An exhibition that explores emotion as a creative force. CURATED BY Luis Fernando Ramírez, Sigrid Castañeda, and Nicolás Gómez Echeverri.
The exhibition Dignified Rage (DIGNA RABIA) proposes an understanding of rage as both a necessary individual emotion and a collective force capable of questioning reality and driving social transformations. Through art, rage manifests itself as an expression that overflows words and takes shape in gestures, images, and actions charged with emotional intensity.
 
The exhibition unfolds as a journey articulated in three parts. The first addresses rage as a vital impulse and creative engine; an emotion that originates in the body and becomes explicit in the themes, lines, and forms of the works, and that acts as the driving force behind the artistic gesture, referencing the adverse contexts in which the artist lives and the power structures that shape them.
 
The second part positions this emotion as a collective force. Here, rage is channeled through art, becoming an instrument and tool for political action. In the second half of the 20th century, social movements channeled indignation into collective action, relying on images, photography, and the intervention of public space as devices for documentation, memory, and resistance.
 
The third axis is situated in the Colombian context of the 1980s, marked by violence and uncertainty.

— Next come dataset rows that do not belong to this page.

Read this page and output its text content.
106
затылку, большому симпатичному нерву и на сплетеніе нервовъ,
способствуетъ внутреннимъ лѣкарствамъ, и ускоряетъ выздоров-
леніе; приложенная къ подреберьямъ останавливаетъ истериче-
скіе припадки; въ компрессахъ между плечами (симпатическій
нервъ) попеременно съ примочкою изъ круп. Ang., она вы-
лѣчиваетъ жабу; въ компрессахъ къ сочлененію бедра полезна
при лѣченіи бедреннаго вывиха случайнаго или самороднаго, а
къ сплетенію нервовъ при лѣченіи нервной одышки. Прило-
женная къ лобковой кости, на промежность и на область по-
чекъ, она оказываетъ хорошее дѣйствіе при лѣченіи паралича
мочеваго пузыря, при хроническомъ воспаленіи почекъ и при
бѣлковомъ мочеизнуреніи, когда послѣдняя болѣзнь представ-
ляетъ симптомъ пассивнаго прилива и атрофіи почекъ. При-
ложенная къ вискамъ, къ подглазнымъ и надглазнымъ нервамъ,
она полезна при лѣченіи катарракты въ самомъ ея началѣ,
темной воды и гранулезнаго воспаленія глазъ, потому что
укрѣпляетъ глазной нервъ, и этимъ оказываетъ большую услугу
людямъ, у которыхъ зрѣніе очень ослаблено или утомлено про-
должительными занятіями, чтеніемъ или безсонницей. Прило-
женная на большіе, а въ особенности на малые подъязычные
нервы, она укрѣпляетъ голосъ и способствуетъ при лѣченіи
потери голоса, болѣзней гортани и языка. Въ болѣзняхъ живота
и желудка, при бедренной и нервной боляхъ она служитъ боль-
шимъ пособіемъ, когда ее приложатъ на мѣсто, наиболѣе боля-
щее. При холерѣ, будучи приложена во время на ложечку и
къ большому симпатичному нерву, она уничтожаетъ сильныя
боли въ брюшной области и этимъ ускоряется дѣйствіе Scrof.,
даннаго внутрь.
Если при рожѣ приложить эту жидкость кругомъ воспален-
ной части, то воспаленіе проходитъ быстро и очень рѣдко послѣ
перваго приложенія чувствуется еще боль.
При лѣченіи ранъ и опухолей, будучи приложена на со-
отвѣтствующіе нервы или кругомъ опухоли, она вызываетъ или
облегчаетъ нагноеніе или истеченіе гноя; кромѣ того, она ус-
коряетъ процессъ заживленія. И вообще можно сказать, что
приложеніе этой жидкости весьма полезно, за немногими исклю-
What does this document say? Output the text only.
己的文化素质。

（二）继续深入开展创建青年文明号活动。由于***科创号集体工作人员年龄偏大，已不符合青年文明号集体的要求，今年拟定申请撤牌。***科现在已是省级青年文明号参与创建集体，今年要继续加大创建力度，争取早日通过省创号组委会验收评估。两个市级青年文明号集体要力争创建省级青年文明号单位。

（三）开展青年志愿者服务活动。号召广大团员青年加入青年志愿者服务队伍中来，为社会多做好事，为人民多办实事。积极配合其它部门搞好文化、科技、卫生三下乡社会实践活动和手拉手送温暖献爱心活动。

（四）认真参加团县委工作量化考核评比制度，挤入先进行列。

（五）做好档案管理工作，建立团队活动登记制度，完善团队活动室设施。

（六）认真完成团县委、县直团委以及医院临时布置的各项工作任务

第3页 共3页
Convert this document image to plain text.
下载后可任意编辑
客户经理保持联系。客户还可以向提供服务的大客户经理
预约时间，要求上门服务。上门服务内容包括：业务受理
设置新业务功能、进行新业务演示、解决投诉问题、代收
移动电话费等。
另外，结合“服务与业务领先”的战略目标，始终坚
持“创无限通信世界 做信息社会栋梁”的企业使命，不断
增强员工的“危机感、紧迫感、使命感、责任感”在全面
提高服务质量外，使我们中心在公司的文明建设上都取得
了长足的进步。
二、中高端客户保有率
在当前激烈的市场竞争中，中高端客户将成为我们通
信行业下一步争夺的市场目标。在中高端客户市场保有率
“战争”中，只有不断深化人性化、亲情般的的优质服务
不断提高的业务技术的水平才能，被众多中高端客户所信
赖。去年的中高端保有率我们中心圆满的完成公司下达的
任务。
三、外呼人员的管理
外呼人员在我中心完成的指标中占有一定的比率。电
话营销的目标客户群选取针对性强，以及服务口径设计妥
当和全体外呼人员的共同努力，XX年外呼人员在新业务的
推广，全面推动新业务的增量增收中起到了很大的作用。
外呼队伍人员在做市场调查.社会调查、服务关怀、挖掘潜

In this scenario, urban expressions such as punk, graffiti, muralism, fanzines, and various rebellious youth cultures emerged, transforming urban spaces into sites of symbolic confrontation.
 
The exhibition shows how these forms of expression remain relevant in contemporary graphic art and muralism, addressing themes such as social upheaval, feminism, war, and the struggle for rights. "Digna Rabia" (Dignified Rage) brings together these manifestations both in the museum and in public spaces, emphasizing that rage not only denounces injustice but also builds memory and opens possibilities for collective transformation.